Produce and precision farming sales jumped 53%. Small farmland and turf sales grew 16%. Construction and forest sales increased by 23%.
“Deere continues to benefit from favorable market conditions and an improved operating environment,” CEO John May said in Deere’s earnings release.
“Although supply chain constraints remain a challenge, we are seeing further improvement,” May added.
prospects: Deere now expects full-year net income of $9.25 billion-$9.50 billion, versus its previous target of $8.75 billion-$9.25 billion. FactSet shows that analysts expected net income of $9.06 billion.
DE stock fell
Shares of Deere closed down 1.9% at 363.55 in the stock market today, pulling back below its 50-day moving average. DE stock rose 6% to 393 in the Friday morning session, going 50 days for the first time since early April.
Deere stock peaked last November and has been trending lower, with its 10-week moving average now below its 40-week line, as MarketSmith’s chart shows.
Larva (cat), CNH Industrial (CNHI) And United Rentals (URI) are also trending down and below key levels. CAT stock was almost unchanged at 214.79 on Friday. CNHI lost 0.1%, while URI rose 1.3%.
The “wise” move towards production
Edward Jones analyst Matt Arnold told IBD on Friday that Deere’s management “prudently limits production to ensure dealer-level inventories remain lean”.
That “would make for another strong year in 2024,” he added.
The move comes with the outlook for Deere’s end markets under scrutiny.
The World Bank expects agricultural commodity prices to fall 7% this year and are likely to fall again in 2024 Texas Farm Office he said on May 18.
Prices of all types of agricultural equipment have skyrocketed in recent years for reasons very similar to those that have pushed automobile prices to record highs.
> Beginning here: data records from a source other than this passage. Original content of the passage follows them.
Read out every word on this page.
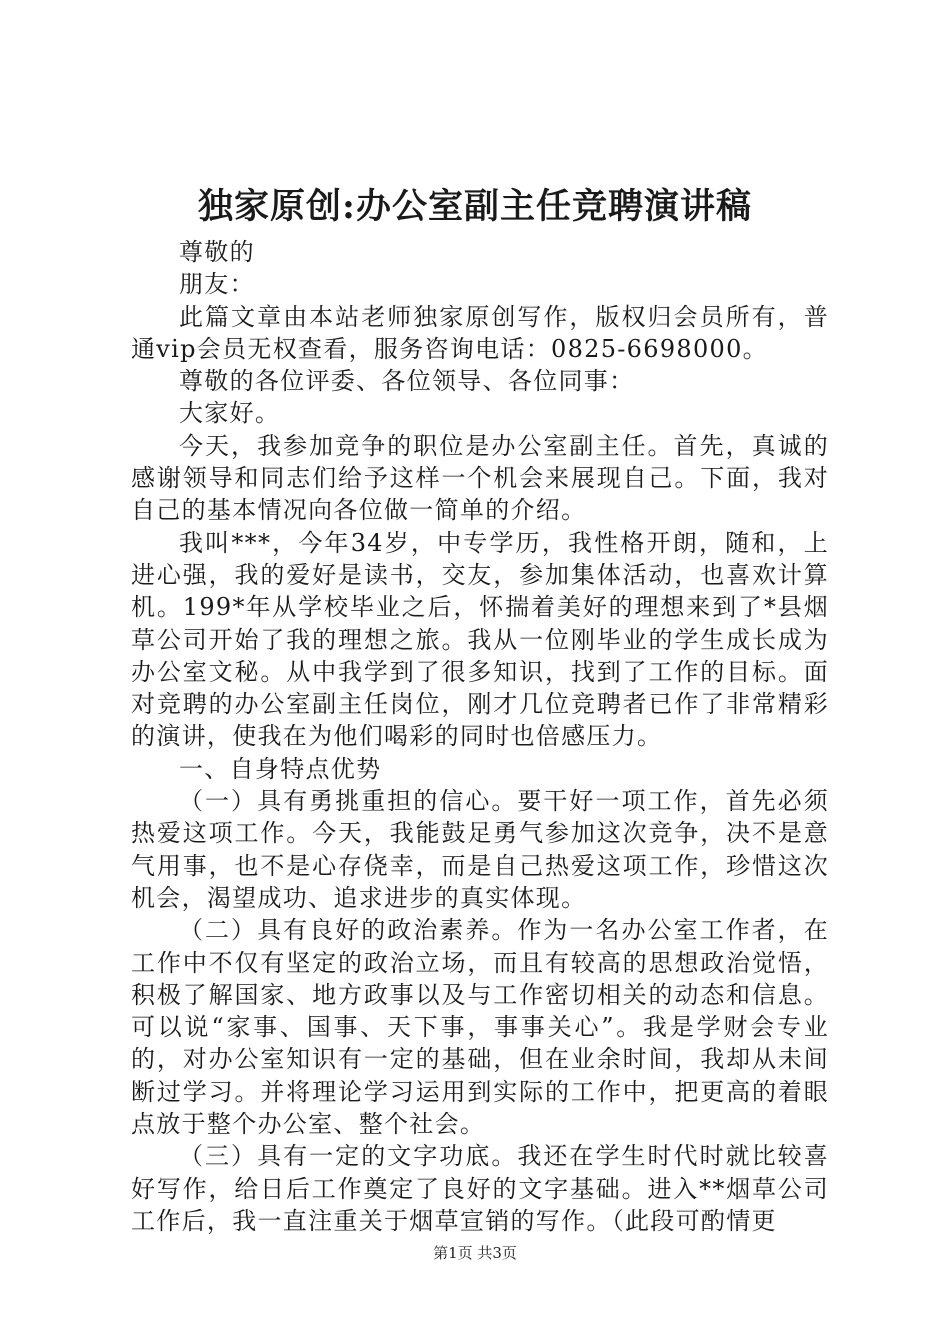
独家原创:办公室副主任竞聘演讲稿

尊敬的

朋友：

此篇文章由本站老师独家原创写作，版权归会员所有，普通vip会员无权查看，服务咨询电话：0825-6698000。

尊敬的各位评委、各位领导、各位同事：

大家好。

今天，我参加竞争的职位是办公室副主任。首先，真诚的感谢领导和同志们给予这样一个机会来展现自己。下面，我对自己的基本情况向各位做一简单的介绍。

我叫***，今年34岁，中专学历，我性格开朗，随和，上进心强，我的爱好是读书，交友，参加集体活动，也喜欢计算机。199*年从学校毕业之后，怀揣着美好的理想来到了*县烟草公司开始了我的理想之旅。我从一位刚毕业的学生成长成为办公室文秘。从中我学到了很多知识，找到了工作的目标。面对竞聘的办公室副主任岗位，刚才几位竞聘者已作了非常精彩的演讲，使我在为他们喝彩的同时也倍感压力。

一、自身特点优势

（一）具有勇挑重担的信心。要干好一项工作，首先必须热爱这项工作。今天，我能鼓足勇气参加这次竞争，决不是意气用事，也不是心存侥幸，而是自己热爱这项工作，珍惜这次机会，渴望成功、追求进步的真实体现。

（二）具有良好的政治素养。作为一名办公室工作者，在工作中不仅有坚定的政治立场，而且有较高的思想政治觉悟，积极了解国家、地方政事以及与工作密切相关的动态和信息。可以说“家事、国事、天下事，事事关心”。我是学财会专业的，对办公室知识有一定的基础，但在业余时间，我却从未间断过学习。并将理论学习运用到实际的工作中，把更高的着眼点放于整个办公室、整个社会。

（三）具有一定的文字功底。我还在学生时代时就比较喜好写作，给日后工作奠定了良好的文字基础。进入**烟草公司工作后，我一直注重关于烟草宣销的写作。（此段可酌情更

第1页 共3页
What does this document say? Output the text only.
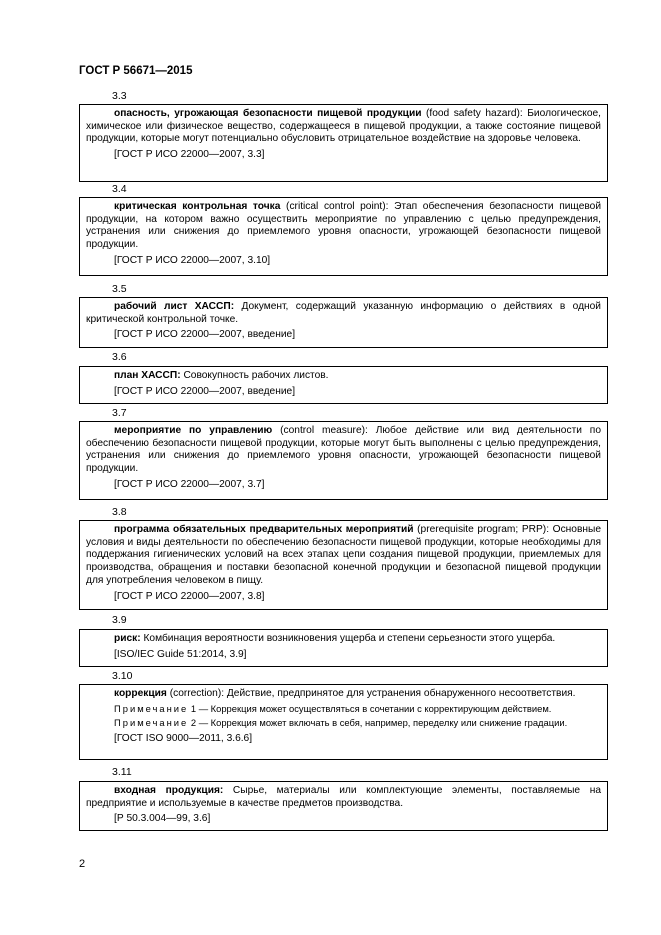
ГОСТ Р 56671—2015
3.3

опасность, угрожающая безопасности пищевой продукции (food safety hazard): Биологическое, химическое или физическое вещество, содержащееся в пищевой продукции, а также состояние пищевой продукции, которые могут потенциально обусловить отрицательное воздействие на здоровье человека.

[ГОСТ Р ИСО 22000—2007, 3.3]
3.4

критическая контрольная точка (critical control point): Этап обеспечения безопасности пищевой продукции, на котором важно осуществить мероприятие по управлению с целью предупреждения, устранения или снижения до приемлемого уровня опасности, угрожающей безопасности пищевой продукции.

[ГОСТ Р ИСО 22000—2007, 3.10]
3.5

рабочий лист ХАССП: Документ, содержащий указанную информацию о действиях в одной критической контрольной точке.

[ГОСТ Р ИСО 22000—2007, введение]
3.6

план ХАССП: Совокупность рабочих листов.

[ГОСТ Р ИСО 22000—2007, введение]
3.7

мероприятие по управлению (control measure): Любое действие или вид деятельности по обеспечению безопасности пищевой продукции, которые могут быть выполнены с целью предупреждения, устранения или снижения до приемлемого уровня опасности, угрожающей безопасности пищевой продукции.

[ГОСТ Р ИСО 22000—2007, 3.7]
3.8

программа обязательных предварительных мероприятий (prerequisite program; PRP): Основные условия и виды деятельности по обеспечению безопасности пищевой продукции, которые необходимы для поддержания гигиенических условий на всех этапах цепи создания пищевой продукции, приемлемых для производства, обращения и поставки безопасной конечной продукции и безопасной пищевой продукции для употребления человеком в пищу.

[ГОСТ Р ИСО 22000—2007, 3.8]
3.9

риск: Комбинация вероятности возникновения ущерба и степени серьезности этого ущерба.

[ISO/IEC Guide 51:2014, 3.9]
3.10

коррекция (correction): Действие, предпринятое для устранения обнаруженного несоответствия.

Примечание 1 — Коррекция может осуществляться в сочетании с корректирующим действием.
Примечание 2 — Коррекция может включать в себя, например, переделку или снижение градации.
[ГОСТ ISO 9000—2011, 3.6.6]
3.11

входная продукция: Сырье, материалы или комплектующие элементы, поставляемые на предприятие и используемые в качестве предметов производства.

[Р 50.3.004—99, 3.6]
2
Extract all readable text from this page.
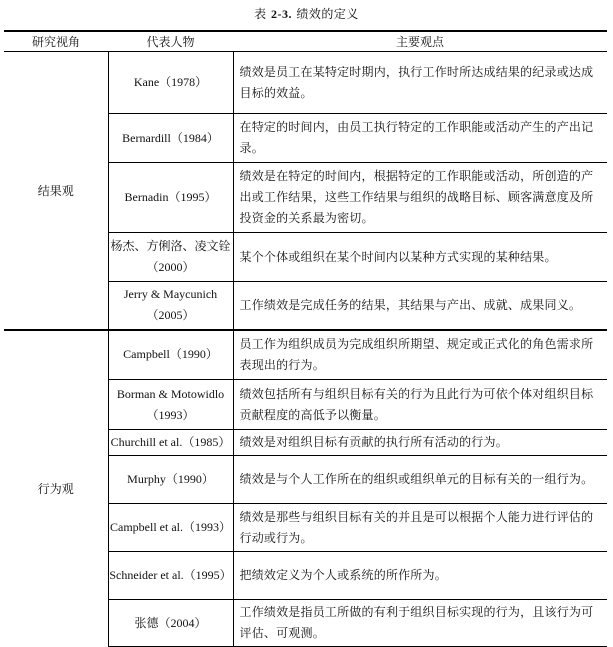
表 2-3. 绩效的定义
研究视角	代表人物	主要观点
结果观	Kane（1978）	绩效是员工在某特定时期内，执行工作时所达成结果的纪录或达成目标的效益。
	Bernardill（1984）	在特定的时间内，由员工执行特定的工作职能或活动产生的产出记录。
	Bernadin（1995）	绩效是在特定的时间内，根据特定的工作职能或活动，所创造的产出或工作结果，这些工作结果与组织的战略目标、顾客满意度及所投资金的关系最为密切。
	杨杰、方俐洛、凌文铨（2000）	某个个体或组织在某个时间内以某种方式实现的某种结果。
	Jerry & Maycunich（2005）	工作绩效是完成任务的结果，其结果与产出、成就、成果同义。
行为观	Campbell（1990）	员工作为组织成员为完成组织所期望、规定或正式化的角色需求所表现出的行为。
	Borman & Motowidlo（1993）	绩效包括所有与组织目标有关的行为且此行为可依个体对组织目标贡献程度的高低予以衡量。
	Churchill et al.（1985）	绩效是对组织目标有贡献的执行所有活动的行为。
	Murphy（1990）	绩效是与个人工作所在的组织或组织单元的目标有关的一组行为。
	Campbell et al.（1993）	绩效是那些与组织目标有关的并且是可以根据个人能力进行评估的行动或行为。
	Schneider et al.（1995）	把绩效定义为个人或系统的所作所为。
	张德（2004）	工作绩效是指员工所做的有利于组织目标实现的行为，且该行为可评估、可观测。
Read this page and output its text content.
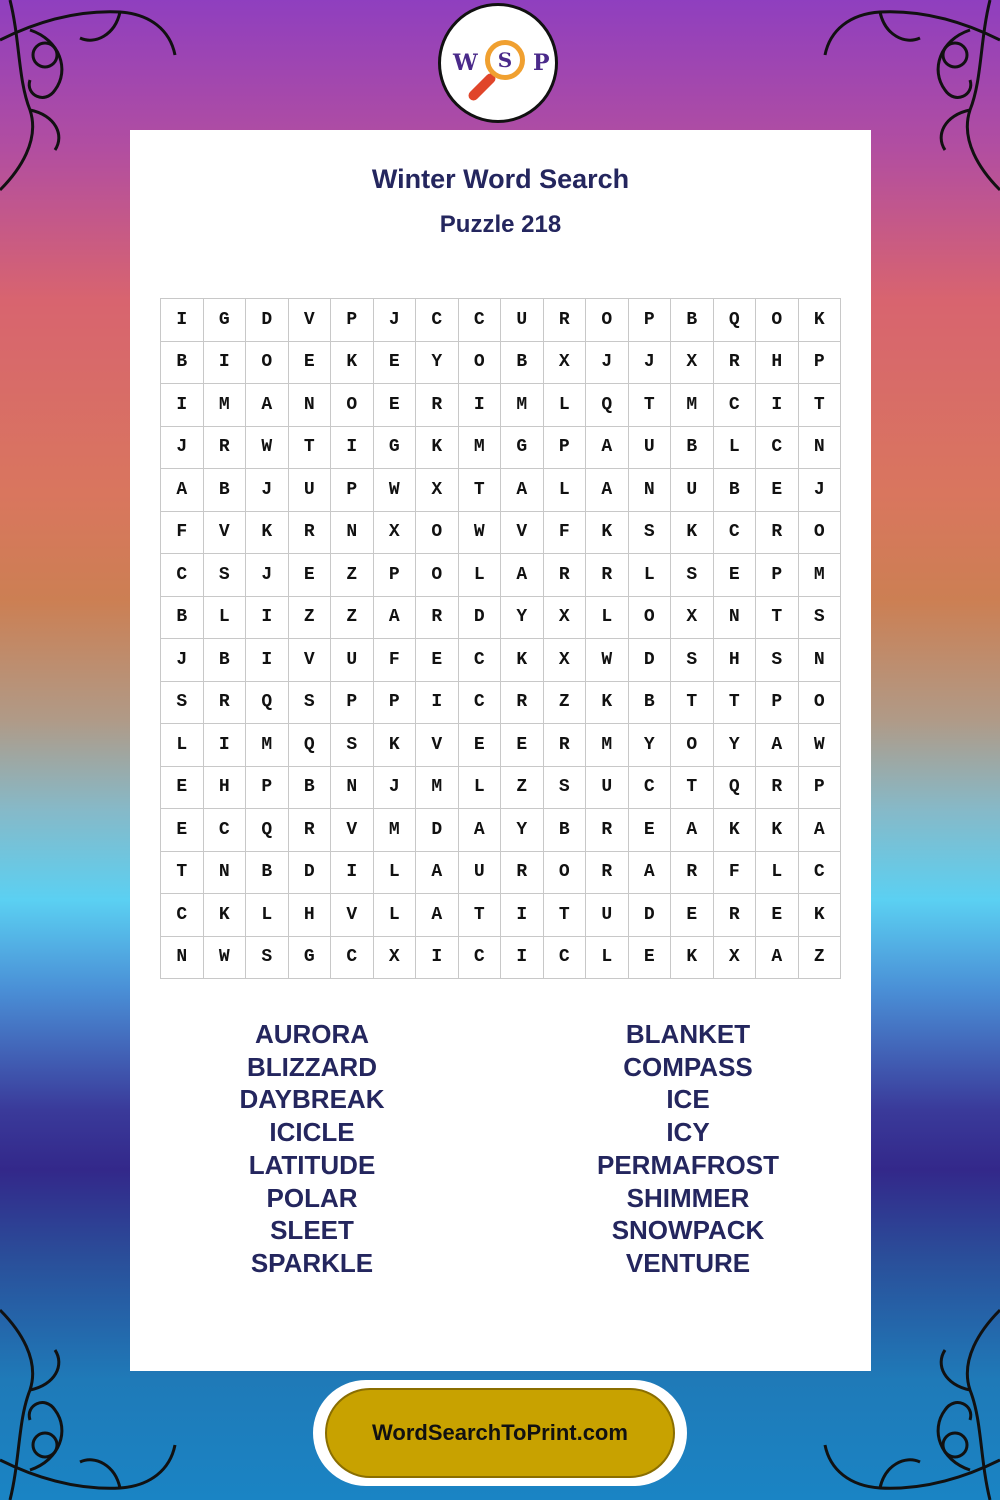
W	S P
Winter Word Search
Puzzle 218
I	G	D	V	P	J	C	C	U	R	O	P	B	Q	O	K
B	I	O	E	K	E	Y	O	B	X	J	J	X	R	H	P
I	M	A	N	O	E	R	I	M	L	Q	T	M	C	I	T
J	R	W	T	I	G	K	M	G	P	A	U	B	L	C	N
A	B	J	U	P	W	X	T	A	L	A	N	U	B	E	J
F	V	K	R	N	X	O	W	V	F	K	S	K	C	R	O
C	S	J	E	Z	P	O	L	A	R	R	L	S	E	P	M
B	L	I	Z	Z	A	R	D	Y	X	L	O	X	N	T	S
J	B	I	V	U	F	E	C	K	X	W	D	S	H	S	N
S	R	Q	S	P	P	I	C	R	Z	K	B	T	T	P	O
L	I	M	Q	S	K	V	E	E	R	M	Y	O	Y	A	W
E	H	P	B	N	J	M	L	Z	S	U	C	T	Q	R	P
E	C	Q	R	V	M	D	A	Y	B	R	E	A	K	K	A
T	N	B	D	I	L	A	U	R	O	R	A	R	F	L	C
C	K	L	H	V	L	A	T	I	T	U	D	E	R	E	K
N	W	S	G	C	X	I	C	I	C	L	E	K	X	A	Z
AURORA
BLIZZARD
DAYBREAK
ICICLE
LATITUDE
POLAR
SLEET
SPARKLE
BLANKET
COMPASS
ICE
ICY
PERMAFROST
SHIMMER
SNOWPACK
VENTURE
WordSearchToPrint.com
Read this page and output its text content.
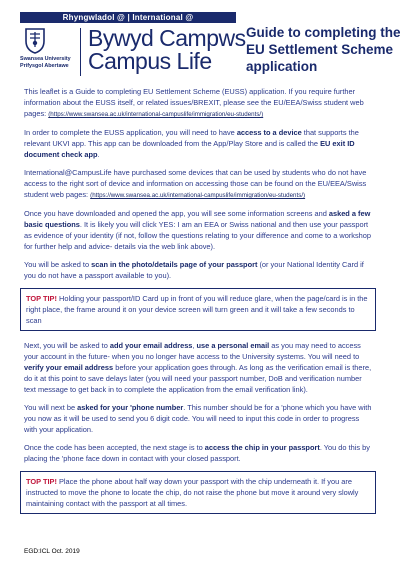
Rhyngwladol @ | International @
Swansea University
Prifysgol Abertawe
Bywyd Campws
Campus Life
Guide to completing the EU Settlement Scheme application

This leaflet is a Guide to completing EU Settlement Scheme (EUSS) application. If you require further information about the EUSS itself, or related issues/BREXIT, please see the EU/EEA/Swiss student web pages: (https://www.swansea.ac.uk/international-campuslife/immigration/eu-students/)

In order to complete the EUSS application, you will need to have access to a device that supports the relevant UKVI app. This app can be downloaded from the App/Play Store and is called the EU exit ID document check app.

International@CampusLife have purchased some devices that can be used by students who do not have access to the right sort of device and information on accessing those can be found on the EU/EEA/Swiss student web pages: (https://www.swansea.ac.uk/international-campuslife/immigration/eu-students/)

Once you have downloaded and opened the app, you will see some information screens and asked a few basic questions. It is likely you will click YES: I am an EEA or Swiss national and then use your passport as evidence of your identity (if not, follow the questions relating to your difference and come to a workshop for further help and advice- details via the web link above).

You will be asked to scan in the photo/details page of your passport (or your National Identity Card if you do not have a passport available to you).

TOP TIP! Holding your passport/ID Card up in front of you will reduce glare, when the page/card is in the right place, the frame around it on your device screen will turn green and it will take a few seconds to scan

Next, you will be asked to add your email address, use a personal email as you may need to access your account in the future- when you no longer have access to the University systems. You will need to verify your email address before your application goes through. As long as the verification email is there, do it at this point to save delays later (you will need your passport number, DoB and verification number text message to get back in to complete the application from the email verification link).

You will next be asked for your 'phone number. This number should be for a 'phone which you have with you now as it will be used to send you 6 digit code. You will need to input this code in order to progress with your application.

Once the code has been accepted, the next stage is to access the chip in your passport. You do this by placing the 'phone face down in contact with your closed passport.

TOP TIP! Place the phone about half way down your passport with the chip underneath it. If you are instructed to move the phone to locate the chip, do not raise the phone but move it around very slowly maintaining contact with the passport at all times.
EGD:ICL Oct. 2019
As demand and supply chain issues begin to balance, lower farm commodity prices could put more pressure on farm equipment sales.
In April, construction giant Caterpillar gave a dim outlook for equipment sales as well. United Rentals, which rents scissor lifts and a range of heavy equipment, filed a mixed report the same month.
Year-to-date, Deere stock is down about 15%. Pays 1.3% dividend yield.